Although the counselor at the public women’s center nearby suggested me to leave my husband, I couldn’t make a decision as such because I can’t see my future after getting out of our house. At the same time, money I saved is now reaching the bottom and I am worried to become bankrupt soon. I feel like his slave.
My parents are now quite old and hoping for a grandchild. Thinking of this, I couldn’t go back to my parents’ home by getting divorced. How can I get out of this vicious circle?
(thirties woman)
〈Reply〉
It seems that you are in a dilemma in which you can neither safely take one side (leave your husband) or the other side (stay home). To me you placed yourself into that situation. It must be hard to think of and get a good solution out of the situation.
First, let’s think of getting out of your house. According to your letter, you quit your work and can’t expect your own economical independence, right? You couldn’t ignore your parents’ expectation of seeing their grandchild? Honestly speaking, I read that your real intention is not this side.
Secondly, let’s think about staying home. Is it true that your living expenses come from your savings after having quit your work and he doesn’t provide any money? He is such a coldhearted man? You were not aware of this at all when you first met him?

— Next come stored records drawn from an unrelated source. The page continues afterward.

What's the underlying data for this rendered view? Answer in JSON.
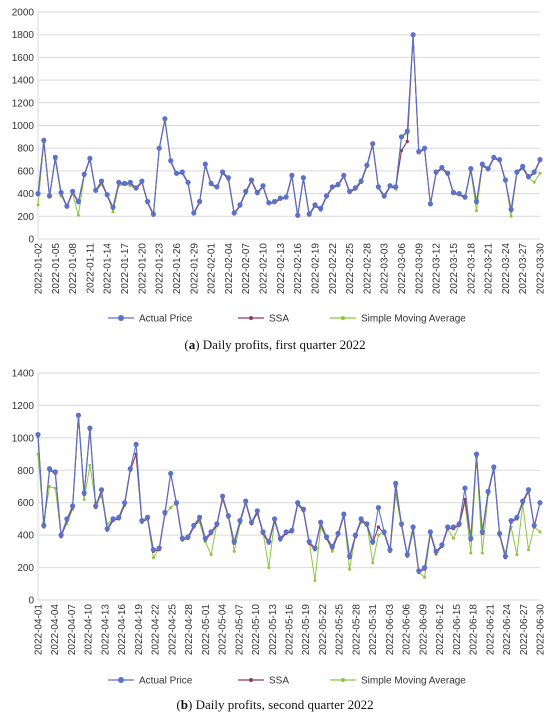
{
  "chart_data": [
    {
      "type": "line",
      "title": "",
      "xlabel": "",
      "ylabel": "",
      "ylim": [
        0,
        2000
      ],
      "yticks": [
        0,
        200,
        400,
        600,
        800,
        1000,
        1200,
        1400,
        1600,
        1800,
        2000
      ],
      "grid": true,
      "legend_position": "bottom",
      "tick_labels": [
        "2022-01-02",
        "2022-01-05",
        "2022-01-08",
        "2022-01-11",
        "2022-01-14",
        "2022-01-17",
        "2022-01-20",
        "2022-01-23",
        "2022-01-26",
        "2022-01-29",
        "2022-02-01",
        "2022-02-04",
        "2022-02-07",
        "2022-02-10",
        "2022-02-13",
        "2022-02-16",
        "2022-02-19",
        "2022-02-22",
        "2022-02-25",
        "2022-02-28",
        "2022-03-03",
        "2022-03-06",
        "2022-03-09",
        "2022-03-12",
        "2022-03-15",
        "2022-03-18",
        "2022-03-21",
        "2022-03-24",
        "2022-03-27",
        "2022-03-30"
      ],
      "series": [
        {
          "name": "Actual Price",
          "color": "#5a72c8",
          "values": [
            400,
            870,
            380,
            720,
            410,
            290,
            420,
            330,
            570,
            710,
            430,
            510,
            390,
            280,
            500,
            490,
            500,
            450,
            510,
            330,
            220,
            800,
            1060,
            690,
            580,
            590,
            500,
            230,
            330,
            660,
            490,
            460,
            590,
            540,
            230,
            300,
            420,
            520,
            410,
            470,
            320,
            330,
            360,
            370,
            560,
            210,
            540,
            220,
            300,
            270,
            380,
            460,
            480,
            560,
            420,
            450,
            510,
            650,
            840,
            460,
            380,
            470,
            460,
            900,
            950,
            1800,
            770,
            800,
            310,
            590,
            630,
            580,
            410,
            400,
            370,
            620,
            330,
            660,
            620,
            720,
            700,
            520,
            260,
            590,
            640,
            550,
            590,
            700
          ]
        },
        {
          "name": "SSA",
          "color": "#8b3a62",
          "values": [
            390,
            860,
            370,
            710,
            400,
            280,
            410,
            320,
            560,
            700,
            420,
            500,
            380,
            270,
            490,
            480,
            490,
            440,
            500,
            320,
            210,
            790,
            1050,
            680,
            570,
            580,
            490,
            220,
            320,
            650,
            480,
            450,
            580,
            530,
            220,
            290,
            410,
            510,
            400,
            460,
            310,
            320,
            350,
            360,
            550,
            200,
            530,
            210,
            290,
            260,
            370,
            450,
            470,
            550,
            410,
            440,
            500,
            640,
            830,
            450,
            370,
            460,
            450,
            780,
            860,
            1790,
            760,
            790,
            300,
            580,
            620,
            570,
            400,
            390,
            360,
            610,
            320,
            650,
            610,
            710,
            690,
            510,
            250,
            580,
            630,
            540,
            580,
            690
          ]
        },
        {
          "name": "Simple Moving Average",
          "color": "#8cc63f",
          "values": [
            300,
            850,
            380,
            700,
            380,
            300,
            400,
            210,
            560,
            720,
            420,
            480,
            390,
            240,
            470,
            480,
            470,
            440,
            500,
            320,
            210,
            800,
            1050,
            680,
            570,
            580,
            500,
            220,
            320,
            650,
            490,
            450,
            590,
            520,
            220,
            300,
            400,
            510,
            400,
            470,
            310,
            330,
            350,
            370,
            560,
            200,
            540,
            220,
            300,
            250,
            380,
            450,
            480,
            560,
            410,
            450,
            520,
            650,
            830,
            450,
            390,
            460,
            440,
            900,
            930,
            1790,
            760,
            790,
            300,
            580,
            620,
            570,
            410,
            400,
            360,
            600,
            250,
            640,
            620,
            720,
            700,
            520,
            200,
            580,
            620,
            540,
            500,
            580
          ]
        }
      ]
    },
    {
      "type": "line",
      "title": "",
      "xlabel": "",
      "ylabel": "",
      "ylim": [
        0,
        1400
      ],
      "yticks": [
        0,
        200,
        400,
        600,
        800,
        1000,
        1200,
        1400
      ],
      "grid": true,
      "legend_position": "bottom",
      "tick_labels": [
        "2022-04-01",
        "2022-04-04",
        "2022-04-07",
        "2022-04-10",
        "2022-04-13",
        "2022-04-16",
        "2022-04-19",
        "2022-04-22",
        "2022-04-25",
        "2022-04-28",
        "2022-05-01",
        "2022-05-04",
        "2022-05-07",
        "2022-05-10",
        "2022-05-13",
        "2022-05-16",
        "2022-05-19",
        "2022-05-22",
        "2022-05-25",
        "2022-05-28",
        "2022-05-31",
        "2022-06-03",
        "2022-06-06",
        "2022-06-09",
        "2022-06-12",
        "2022-06-15",
        "2022-06-18",
        "2022-06-21",
        "2022-06-24",
        "2022-06-27",
        "2022-06-30"
      ],
      "series": [
        {
          "name": "Actual Price",
          "color": "#5a72c8",
          "values": [
            1020,
            460,
            810,
            790,
            400,
            500,
            580,
            1140,
            660,
            1060,
            580,
            680,
            440,
            500,
            510,
            600,
            810,
            960,
            490,
            510,
            310,
            320,
            540,
            780,
            600,
            380,
            390,
            460,
            510,
            380,
            420,
            470,
            640,
            520,
            360,
            490,
            610,
            480,
            550,
            420,
            360,
            500,
            380,
            420,
            430,
            600,
            560,
            360,
            320,
            480,
            390,
            330,
            410,
            530,
            270,
            400,
            500,
            470,
            360,
            570,
            420,
            310,
            720,
            470,
            280,
            450,
            180,
            200,
            420,
            300,
            340,
            450,
            450,
            470,
            690,
            380,
            900,
            420,
            670,
            820,
            410,
            270,
            490,
            510,
            610,
            680,
            460,
            600
          ]
        },
        {
          "name": "SSA",
          "color": "#8b3a62",
          "values": [
            1010,
            450,
            800,
            780,
            390,
            490,
            570,
            1140,
            650,
            1050,
            570,
            670,
            430,
            490,
            500,
            590,
            800,
            900,
            480,
            500,
            300,
            310,
            530,
            780,
            590,
            370,
            380,
            450,
            500,
            370,
            410,
            460,
            630,
            510,
            350,
            480,
            600,
            470,
            540,
            410,
            350,
            490,
            370,
            410,
            420,
            590,
            550,
            350,
            310,
            470,
            380,
            320,
            400,
            520,
            260,
            390,
            490,
            460,
            350,
            450,
            410,
            300,
            700,
            460,
            270,
            440,
            170,
            190,
            410,
            290,
            330,
            440,
            440,
            460,
            620,
            370,
            890,
            410,
            660,
            810,
            400,
            260,
            480,
            500,
            600,
            670,
            450,
            600
          ]
        },
        {
          "name": "Simple Moving Average",
          "color": "#8cc63f",
          "values": [
            900,
            480,
            700,
            690,
            400,
            470,
            560,
            1140,
            620,
            830,
            600,
            640,
            470,
            500,
            500,
            580,
            800,
            900,
            480,
            500,
            260,
            320,
            530,
            570,
            600,
            370,
            380,
            460,
            480,
            360,
            280,
            470,
            620,
            520,
            300,
            470,
            600,
            480,
            530,
            420,
            200,
            490,
            370,
            420,
            420,
            590,
            550,
            360,
            120,
            450,
            380,
            300,
            400,
            520,
            190,
            400,
            480,
            470,
            230,
            400,
            420,
            300,
            650,
            460,
            270,
            420,
            170,
            140,
            410,
            280,
            340,
            440,
            380,
            460,
            600,
            290,
            880,
            290,
            650,
            810,
            400,
            290,
            450,
            280,
            590,
            310,
            450,
            420
          ]
        }
      ]
    }
  ],
  "legend": [
    "Actual Price",
    "SSA",
    "Simple Moving Average"
  ],
  "captions": [
    {
      "letter": "a",
      "text": " Daily profits, first quarter 2022"
    },
    {
      "letter": "b",
      "text": " Daily profits, second quarter 2022"
    }
  ]
}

What I wonder is if you may provide money voluntarily (non-verbal level) as you feel anxious after leaving the job.
He, after all, “sits up” straight threateningly because he cannot accept the situation and still depends on you. I may be wrong. Regardless of how much you are afraid of him, you should talk with him about your difficulty. Seven years marriage is not too short to discuss the issues. It looks like you might make your decision in some vague way if you don’t take any action. You couldn’t make any decision under such circumstances and go through real decision making by yourself. Please try to talk with him.